Père Vincent Leclercq, assomptionniste
Contacté par la rédaction de Prions en Église pour écrire ce billet de la newsletter d’avril, j’ai conscience de vous rejoindre en des temps difficiles. Tout comme vous, j’expérimente un bouleversement complet de l’emploi du temps ou de mes habitudes. Aucun des projets que je voulais mentionner ici, avant mon départ en Afrique, ne convient.
Je suis revenu normalement de ma mission à Nairobi (Kenya). J’ai embarqué la veille du jour où la plupart des avions ont cessé de voler et juste après l’annonce du président de la République française du confinement ainsi que la fermeture des frontières entre pays européens. Je n’ai pas pu regagner ma communauté de Rome. Resté en France, j’apprends à vivre autrement. Les cours de théologie, une retraite spirituelle avec nos frères aînés à Albertville, deux jours de session à Paris avec les Petites Sœurs de l’Assomption sur le sens de leur vie post-professionnelle, les retrouvailles avec les frères de ma communauté à Rome sont reportées… sans date.
Le temps est suspendu. Qu’allons-nous faire de tout ce temps ? Cette pandémie nous place devant la fragilité de toute vie. Mais aussi le bonheur de nous réveiller chaque matin en bonne santé. Le printemps est là, à nos portes. Il nous enseigne que la vie continue. Certes, il y a le souci pour nos proches, surtout de nos aînés forcément plus vulnérables, mais aussi mille manières de leur signifier qu’ils nous sont chers. Nous vivons un éloignement forcé mais aussi de multiples occasions de leur signifier combien ils nous sont proches. Dans notre « désœuvrement », nos priorités ont davantage le souci et le goût de l’autre. Et la parole de Dieu, dont chaque mot résonne plus intensément, nous indique combien le Seigneur en fait son “œuvre”, mystérieusement et miséricordieusement. Ce temps est un temps pour la foi, l’espérance et l’amour. Il n’est pas vide. Tout au contraire, il est plein de tout ce que le Seigneur veut nous offrir pour célébrer une Pâque entièrement nouvelle.
Passé le temps de la sidération et de la frustration, je commence à comprendre ce que le Seigneur attend de moi. Le temps lui appartient. Il s’agit de lui offrir par une prière plus intense, reliée à tous ceux qui mènent le bon combat contre la maladie : les soignants, mais aussi ceux qui travaillent dans l’énergie, les transports, l’approvisionnement en produits nécessaires ou la communication.
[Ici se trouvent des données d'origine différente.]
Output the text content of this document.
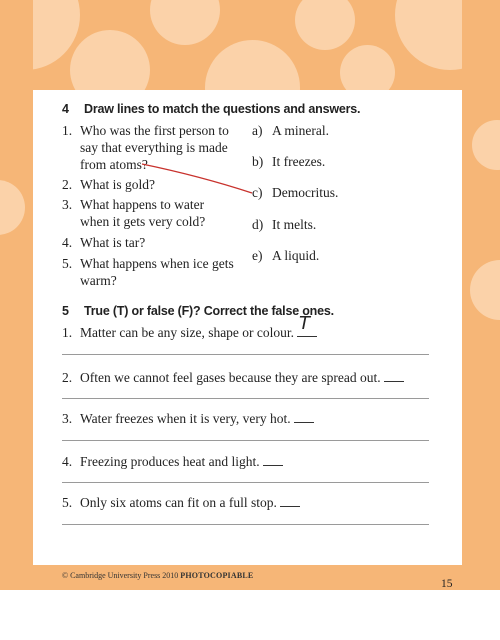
4 Draw lines to match the questions and answers.
1. Who was the first person to
say that everything is made
from atoms?
2. What is gold?
3. What happens to water
when it gets very cold?
4. What is tar?
5. What happens when ice gets
warm?
a) A mineral.
b) It freezes.
c) Democritus.
d) It melts.
e) A liquid.
5 True (T) or false (F)? Correct the false ones.
1. Matter can be any size, shape or colour. T
2. Often we cannot feel gases because they are spread out.
3. Water freezes when it is very, very hot.
4. Freezing produces heat and light.
5. Only six atoms can fit on a full stop.
© Cambridge University Press 2010 PHOTOCOPIABLE
15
Nous sommes reconnaissants et dépendants de tous ceux qui font en sorte que notre existence puisse se dérouler le plus normalement possible. Un jour, nous célébrerons ensemble nos « relevailles » de cette pandémie et tout ce que nous avons reçu les uns des autres. Pour l’instant, nous avons le devoir de prier pour ceux qui risquent leur vie pour nous, et de bien des manières. Et, puisque la vie continue, d’anticiper déjà notre retour à une vie « normale ».
Avec une femme pasteure vivant au Bénin, nous travaillons, ensemble et à distance, à la rédaction d’un chapitre consacré au livre de Job. Double point de vue (homme et femme, africaine et européen, protestante méthodiste et prêtre catholique) sur les réactions de cet homme inexplicablement et brutalement éprouvé, modèle de foi et d’humanité. La force principale de Job fut sans doute de se reconnaître vulnérable. Enfin, le télétravail est déjà une des réalités de notre vie religieuse. Notre congrégation est située en une trentaine de pays et en dehors des voyages nécessaires, nous échangeons habituellement à distance.
Hébergé chez mon frère aîné, je le vois se battre chaque jour pour la survie économique de son entreprise, la protection des collaborateurs et usagers et pour maintenir une activité considérée comme prioritaire pour la population. Quelles leçons tout autour de nous ! À nous de bien voir et saisir… Nous sortirons autrement de cette épreuve de la pandémie. Chacun ayant mieux compris le sens de son existence pour soi mais aussi pour l’autre. Et sous le regard de Dieu, notre joie sera grande.